Farmerdill, I've grown Husky Red Cherry before and it did have rugose foliage. But I don't think all ISI types have rugose foliage, is that correct? Also, how many ISI varieties are there, as a ballpark figure? I've grown a couple, but not all that many.

Augusta, GA(Zone 8a)

Suze, I only know 6 cultivars, the Husky (Cherry, Pink, Gold, Red) , Better Bush, Beefy Boy. As far as I know they all have the characteristics listed by Craig. In fact in the seed production world classifications are I, D, SD, and ISI. Some companies do list dwarf, but invariably these are the miniature determinates like Tiny Tim, Patio etc. There are a lot in this category. The Husky series started as the greatest thing since sliced bread, but the novelty has worn off. ISI hybrids have no appeal to commercial growers so they probably will be ultimately backwater floaters like the Champion Tree which has all the characteristics of an ISI. The thick rigid stem characteristic of this type may be esthetically appealing and even practical as they are pretty much self supporting. So far tho both yield and quality of most cultivars have not been good. Prairie Garden seeds lists a red version of the Champion Tree as Dwarf German, but I have never seen it.

(Zone 7b)

Well, taking the ISI information into consideration, maybe it would make the most sense to just add Rugose as an additional selection under Leaf Type? That way, both RL (or PL) could be checked off *and* Rugose -- if applicable.

Or maybe Tree-Type/Rugose/ISI gets added to Growing Habit.

Dill, what do you think?

This message was edited Oct 11, 2007 6:17 PM

Augusta, GA(Zone 8a)

Does not matter to me. The number of cultivars is insignificant compared to the base in general. Of more concern to me is the American hybrid , French hybrid check boxes which I would much prefer a single hybrid checkbox. with internationalization, it is sometimes diffcult to identify country of origen, but at any rate Dutch. Japanese, Israeli, Chinese, Indian, Thai and Jordanian based companies turn out more hybrid tomato cultivars than the French.

(Zone 7b)

Does not matter to me either. ;o) Right now, I'm leaning towards making the change in Growing Habit, because I see folks going through and selecting Rugose without also denoting RL or PL. And I think that is important to know.

Another thing that has occurred to me are the wispy/droopy foliaged ones (that are technically RL). If Rugose gets added to Leaf Type, then couldn't a case be made for possibly adding that as a selection as well? LOL.

And I definitely agree with you on the hybrid checkboxes (have thought the same thing before myself). I think they should be changed/merged to a single checkbox, if possible.

(Zone 7b)

I thought I'd put together a list of tree-types that come to mind, certainly may not be comprehensive:

Golden Dwarf Champion
Citron Compact
New Big Dwarf
Russian Red
Lime Green Salad
Orange Tree
Dwarf Champion
Dwarf Champion #15
Dwarf Champion Improved
Dwarf Recessive PL

That might not seem like a lot. However, there are many more in the works that will be coming available in the next few years. Hard to say how many, there were at least 15 different initial crosses that were made with this project, and within each of those 'lines', multiple selections are being looked at, grown out, and stabilized.
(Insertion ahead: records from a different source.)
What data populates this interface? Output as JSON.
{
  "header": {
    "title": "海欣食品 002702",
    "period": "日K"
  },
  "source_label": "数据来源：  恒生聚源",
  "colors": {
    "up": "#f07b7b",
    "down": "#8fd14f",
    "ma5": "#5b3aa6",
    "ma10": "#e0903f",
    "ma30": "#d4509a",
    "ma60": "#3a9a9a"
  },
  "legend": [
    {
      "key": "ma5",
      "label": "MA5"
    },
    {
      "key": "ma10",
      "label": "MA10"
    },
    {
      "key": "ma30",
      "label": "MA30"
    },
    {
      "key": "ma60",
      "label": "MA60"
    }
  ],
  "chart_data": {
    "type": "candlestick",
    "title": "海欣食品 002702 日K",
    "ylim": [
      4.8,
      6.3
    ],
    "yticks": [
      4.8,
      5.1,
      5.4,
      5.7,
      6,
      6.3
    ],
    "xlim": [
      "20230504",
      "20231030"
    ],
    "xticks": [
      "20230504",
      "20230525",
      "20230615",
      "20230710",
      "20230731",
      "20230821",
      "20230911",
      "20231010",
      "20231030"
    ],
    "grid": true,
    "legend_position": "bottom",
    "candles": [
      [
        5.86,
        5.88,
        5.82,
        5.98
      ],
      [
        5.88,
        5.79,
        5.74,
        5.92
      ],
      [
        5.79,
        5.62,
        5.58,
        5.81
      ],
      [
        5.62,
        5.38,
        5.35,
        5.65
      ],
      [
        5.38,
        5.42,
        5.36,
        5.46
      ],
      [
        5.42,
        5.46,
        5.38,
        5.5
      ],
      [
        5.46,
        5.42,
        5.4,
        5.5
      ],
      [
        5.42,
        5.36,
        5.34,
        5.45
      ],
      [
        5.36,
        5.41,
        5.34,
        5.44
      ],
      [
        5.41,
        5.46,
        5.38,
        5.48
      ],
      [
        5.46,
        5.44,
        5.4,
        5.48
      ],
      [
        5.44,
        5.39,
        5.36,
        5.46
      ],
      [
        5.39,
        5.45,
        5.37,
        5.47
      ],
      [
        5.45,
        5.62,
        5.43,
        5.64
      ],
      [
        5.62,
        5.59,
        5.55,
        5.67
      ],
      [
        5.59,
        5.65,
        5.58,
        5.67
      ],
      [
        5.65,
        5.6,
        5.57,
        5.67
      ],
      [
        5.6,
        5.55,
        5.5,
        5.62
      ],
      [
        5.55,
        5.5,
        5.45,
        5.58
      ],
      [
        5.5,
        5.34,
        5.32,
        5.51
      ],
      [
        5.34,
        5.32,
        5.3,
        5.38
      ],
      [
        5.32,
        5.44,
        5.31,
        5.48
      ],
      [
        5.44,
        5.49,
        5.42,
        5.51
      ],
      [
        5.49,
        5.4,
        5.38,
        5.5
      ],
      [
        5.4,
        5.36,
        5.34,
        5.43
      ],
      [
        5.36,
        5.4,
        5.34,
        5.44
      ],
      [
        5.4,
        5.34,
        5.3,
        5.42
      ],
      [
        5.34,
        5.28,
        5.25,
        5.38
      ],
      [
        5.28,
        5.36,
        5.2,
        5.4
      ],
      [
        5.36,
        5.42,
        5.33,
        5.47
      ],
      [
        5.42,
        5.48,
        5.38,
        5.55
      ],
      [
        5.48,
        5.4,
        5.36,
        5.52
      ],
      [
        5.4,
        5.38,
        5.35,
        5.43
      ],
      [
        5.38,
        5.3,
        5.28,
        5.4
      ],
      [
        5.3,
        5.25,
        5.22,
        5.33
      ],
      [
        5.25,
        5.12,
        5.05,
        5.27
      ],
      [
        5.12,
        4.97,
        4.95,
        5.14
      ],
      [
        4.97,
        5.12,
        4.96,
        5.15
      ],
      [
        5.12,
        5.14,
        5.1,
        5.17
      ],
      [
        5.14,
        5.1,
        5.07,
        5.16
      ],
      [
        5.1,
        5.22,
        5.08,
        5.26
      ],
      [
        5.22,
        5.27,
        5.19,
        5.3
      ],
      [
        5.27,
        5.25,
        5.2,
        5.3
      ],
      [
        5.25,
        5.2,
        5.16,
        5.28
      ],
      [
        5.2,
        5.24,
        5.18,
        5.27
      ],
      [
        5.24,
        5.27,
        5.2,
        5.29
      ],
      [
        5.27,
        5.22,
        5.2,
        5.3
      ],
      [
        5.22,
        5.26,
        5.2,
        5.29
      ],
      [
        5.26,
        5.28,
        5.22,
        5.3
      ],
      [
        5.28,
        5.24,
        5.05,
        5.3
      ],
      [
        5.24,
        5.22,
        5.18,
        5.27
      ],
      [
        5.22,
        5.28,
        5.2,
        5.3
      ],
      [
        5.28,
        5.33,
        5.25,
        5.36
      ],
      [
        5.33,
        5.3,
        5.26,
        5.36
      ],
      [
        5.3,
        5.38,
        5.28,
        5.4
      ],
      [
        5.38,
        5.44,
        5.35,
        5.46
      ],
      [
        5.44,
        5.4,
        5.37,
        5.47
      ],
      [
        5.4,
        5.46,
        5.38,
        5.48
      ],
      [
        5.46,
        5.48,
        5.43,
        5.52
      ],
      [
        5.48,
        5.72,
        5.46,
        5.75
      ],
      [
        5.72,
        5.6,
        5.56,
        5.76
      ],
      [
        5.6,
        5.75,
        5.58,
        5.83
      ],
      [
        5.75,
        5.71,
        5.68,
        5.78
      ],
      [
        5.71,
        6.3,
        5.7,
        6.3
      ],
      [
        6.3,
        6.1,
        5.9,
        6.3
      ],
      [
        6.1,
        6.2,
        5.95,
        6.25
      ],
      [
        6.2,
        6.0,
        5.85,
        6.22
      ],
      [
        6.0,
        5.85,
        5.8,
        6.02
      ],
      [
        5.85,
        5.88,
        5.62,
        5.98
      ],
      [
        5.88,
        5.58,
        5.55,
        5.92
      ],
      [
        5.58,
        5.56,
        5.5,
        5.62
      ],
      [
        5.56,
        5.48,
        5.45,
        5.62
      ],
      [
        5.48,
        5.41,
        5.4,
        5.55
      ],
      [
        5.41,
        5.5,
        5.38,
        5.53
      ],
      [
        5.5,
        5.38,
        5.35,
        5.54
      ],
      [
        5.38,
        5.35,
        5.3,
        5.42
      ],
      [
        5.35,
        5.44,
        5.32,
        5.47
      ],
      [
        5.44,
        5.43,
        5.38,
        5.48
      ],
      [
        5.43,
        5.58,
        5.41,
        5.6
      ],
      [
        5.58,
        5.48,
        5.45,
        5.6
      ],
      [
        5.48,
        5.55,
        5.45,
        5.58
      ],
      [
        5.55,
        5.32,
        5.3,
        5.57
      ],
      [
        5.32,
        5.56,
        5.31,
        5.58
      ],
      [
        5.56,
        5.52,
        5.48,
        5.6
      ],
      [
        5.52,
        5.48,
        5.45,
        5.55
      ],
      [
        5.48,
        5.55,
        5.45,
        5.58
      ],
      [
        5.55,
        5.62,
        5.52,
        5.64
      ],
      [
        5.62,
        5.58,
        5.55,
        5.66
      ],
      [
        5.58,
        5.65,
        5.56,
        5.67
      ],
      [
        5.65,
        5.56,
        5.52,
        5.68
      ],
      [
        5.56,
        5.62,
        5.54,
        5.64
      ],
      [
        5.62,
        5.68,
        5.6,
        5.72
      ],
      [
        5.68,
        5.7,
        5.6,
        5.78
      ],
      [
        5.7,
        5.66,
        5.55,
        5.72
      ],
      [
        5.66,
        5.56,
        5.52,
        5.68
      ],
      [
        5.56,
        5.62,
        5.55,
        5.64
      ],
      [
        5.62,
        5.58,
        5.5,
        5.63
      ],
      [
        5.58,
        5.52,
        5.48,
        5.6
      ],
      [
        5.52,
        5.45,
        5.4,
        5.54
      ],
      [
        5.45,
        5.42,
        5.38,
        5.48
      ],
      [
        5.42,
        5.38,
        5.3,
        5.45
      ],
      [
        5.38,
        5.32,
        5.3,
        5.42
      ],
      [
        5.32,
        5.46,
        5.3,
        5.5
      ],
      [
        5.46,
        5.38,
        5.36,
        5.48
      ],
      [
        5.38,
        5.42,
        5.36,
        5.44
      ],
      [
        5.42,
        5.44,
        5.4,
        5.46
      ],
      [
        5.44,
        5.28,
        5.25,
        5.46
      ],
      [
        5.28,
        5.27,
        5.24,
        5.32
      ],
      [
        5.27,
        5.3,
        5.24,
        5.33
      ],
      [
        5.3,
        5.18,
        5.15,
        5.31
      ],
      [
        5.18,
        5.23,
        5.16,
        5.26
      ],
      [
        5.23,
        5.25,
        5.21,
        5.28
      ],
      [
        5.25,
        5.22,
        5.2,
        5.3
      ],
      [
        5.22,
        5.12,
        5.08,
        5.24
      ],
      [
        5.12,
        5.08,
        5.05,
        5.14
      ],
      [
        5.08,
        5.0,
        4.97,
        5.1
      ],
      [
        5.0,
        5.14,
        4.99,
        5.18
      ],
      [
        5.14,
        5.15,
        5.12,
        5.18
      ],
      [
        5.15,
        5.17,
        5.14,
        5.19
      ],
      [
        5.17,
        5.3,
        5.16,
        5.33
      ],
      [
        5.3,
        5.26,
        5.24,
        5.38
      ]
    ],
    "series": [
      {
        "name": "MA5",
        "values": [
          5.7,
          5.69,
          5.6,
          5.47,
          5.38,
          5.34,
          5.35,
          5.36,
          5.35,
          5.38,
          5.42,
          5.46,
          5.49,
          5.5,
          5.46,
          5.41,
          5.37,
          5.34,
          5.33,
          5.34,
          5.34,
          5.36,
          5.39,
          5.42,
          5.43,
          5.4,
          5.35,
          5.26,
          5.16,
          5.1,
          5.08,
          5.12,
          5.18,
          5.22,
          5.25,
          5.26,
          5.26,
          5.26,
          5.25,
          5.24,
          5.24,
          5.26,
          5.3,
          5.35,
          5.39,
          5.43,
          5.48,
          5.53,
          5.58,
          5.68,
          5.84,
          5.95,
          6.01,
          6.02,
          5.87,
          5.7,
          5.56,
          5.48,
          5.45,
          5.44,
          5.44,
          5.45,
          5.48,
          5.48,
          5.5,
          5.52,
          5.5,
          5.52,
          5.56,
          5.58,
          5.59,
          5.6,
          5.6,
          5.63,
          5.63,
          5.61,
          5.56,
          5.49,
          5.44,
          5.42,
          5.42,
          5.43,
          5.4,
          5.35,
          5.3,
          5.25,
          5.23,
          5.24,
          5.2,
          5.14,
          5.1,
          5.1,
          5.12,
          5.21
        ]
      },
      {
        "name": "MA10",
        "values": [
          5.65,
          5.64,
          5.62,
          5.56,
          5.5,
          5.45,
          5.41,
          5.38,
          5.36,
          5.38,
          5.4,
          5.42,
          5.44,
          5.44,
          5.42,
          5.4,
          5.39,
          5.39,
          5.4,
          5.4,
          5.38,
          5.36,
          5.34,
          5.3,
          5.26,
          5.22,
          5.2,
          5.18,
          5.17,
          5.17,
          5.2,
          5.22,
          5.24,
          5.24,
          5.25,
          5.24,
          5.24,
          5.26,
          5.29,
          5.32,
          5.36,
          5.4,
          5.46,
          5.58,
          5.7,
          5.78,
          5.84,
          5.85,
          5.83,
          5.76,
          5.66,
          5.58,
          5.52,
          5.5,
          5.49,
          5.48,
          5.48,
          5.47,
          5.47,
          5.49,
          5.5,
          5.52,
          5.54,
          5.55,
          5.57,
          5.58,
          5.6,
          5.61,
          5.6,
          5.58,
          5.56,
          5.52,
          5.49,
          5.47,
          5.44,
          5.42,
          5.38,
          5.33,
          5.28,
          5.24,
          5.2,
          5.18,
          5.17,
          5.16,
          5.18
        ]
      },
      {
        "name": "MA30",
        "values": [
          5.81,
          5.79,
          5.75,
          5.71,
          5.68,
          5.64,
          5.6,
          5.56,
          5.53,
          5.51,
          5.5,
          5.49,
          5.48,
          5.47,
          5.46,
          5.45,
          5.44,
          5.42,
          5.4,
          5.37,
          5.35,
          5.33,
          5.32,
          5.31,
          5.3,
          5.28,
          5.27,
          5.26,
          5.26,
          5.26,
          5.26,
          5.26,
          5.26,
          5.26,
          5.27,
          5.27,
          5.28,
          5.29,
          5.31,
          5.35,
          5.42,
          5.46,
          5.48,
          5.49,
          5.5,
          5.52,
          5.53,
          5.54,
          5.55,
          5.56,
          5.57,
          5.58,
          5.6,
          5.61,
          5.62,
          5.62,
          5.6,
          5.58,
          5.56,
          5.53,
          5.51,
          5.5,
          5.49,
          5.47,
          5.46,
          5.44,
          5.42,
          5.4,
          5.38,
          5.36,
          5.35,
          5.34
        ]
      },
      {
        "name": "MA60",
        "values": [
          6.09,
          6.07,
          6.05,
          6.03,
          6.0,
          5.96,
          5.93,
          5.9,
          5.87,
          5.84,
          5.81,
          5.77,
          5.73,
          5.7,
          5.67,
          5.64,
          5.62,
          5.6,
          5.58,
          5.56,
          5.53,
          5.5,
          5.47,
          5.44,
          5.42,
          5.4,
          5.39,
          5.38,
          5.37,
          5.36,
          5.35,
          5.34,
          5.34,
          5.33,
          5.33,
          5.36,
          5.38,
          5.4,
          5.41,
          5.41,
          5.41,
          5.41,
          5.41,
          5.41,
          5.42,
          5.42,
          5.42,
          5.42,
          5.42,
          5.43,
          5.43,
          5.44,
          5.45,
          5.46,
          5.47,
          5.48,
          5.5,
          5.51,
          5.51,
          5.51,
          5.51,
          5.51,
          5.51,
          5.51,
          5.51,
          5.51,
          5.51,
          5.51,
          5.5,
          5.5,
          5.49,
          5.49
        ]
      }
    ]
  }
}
And then the ISIs Dill mentioned.
Husky (Cherry, Pink, Gold, Red) , Better Bush, Beefy Boy

Evansville, IN(Zone 6b)

>>"Determinate - normal diameter main stem, highly branched, compact - foliage can be regular or potato leaf ... foliage is the same as the foliage on indeterminate varieties - not crinkly or rugose."

Okay ... Homestead ... determinate AND rugose ... what is it since it doesn't fit either of Craig's definitions for "determinate" or "dwarf" ???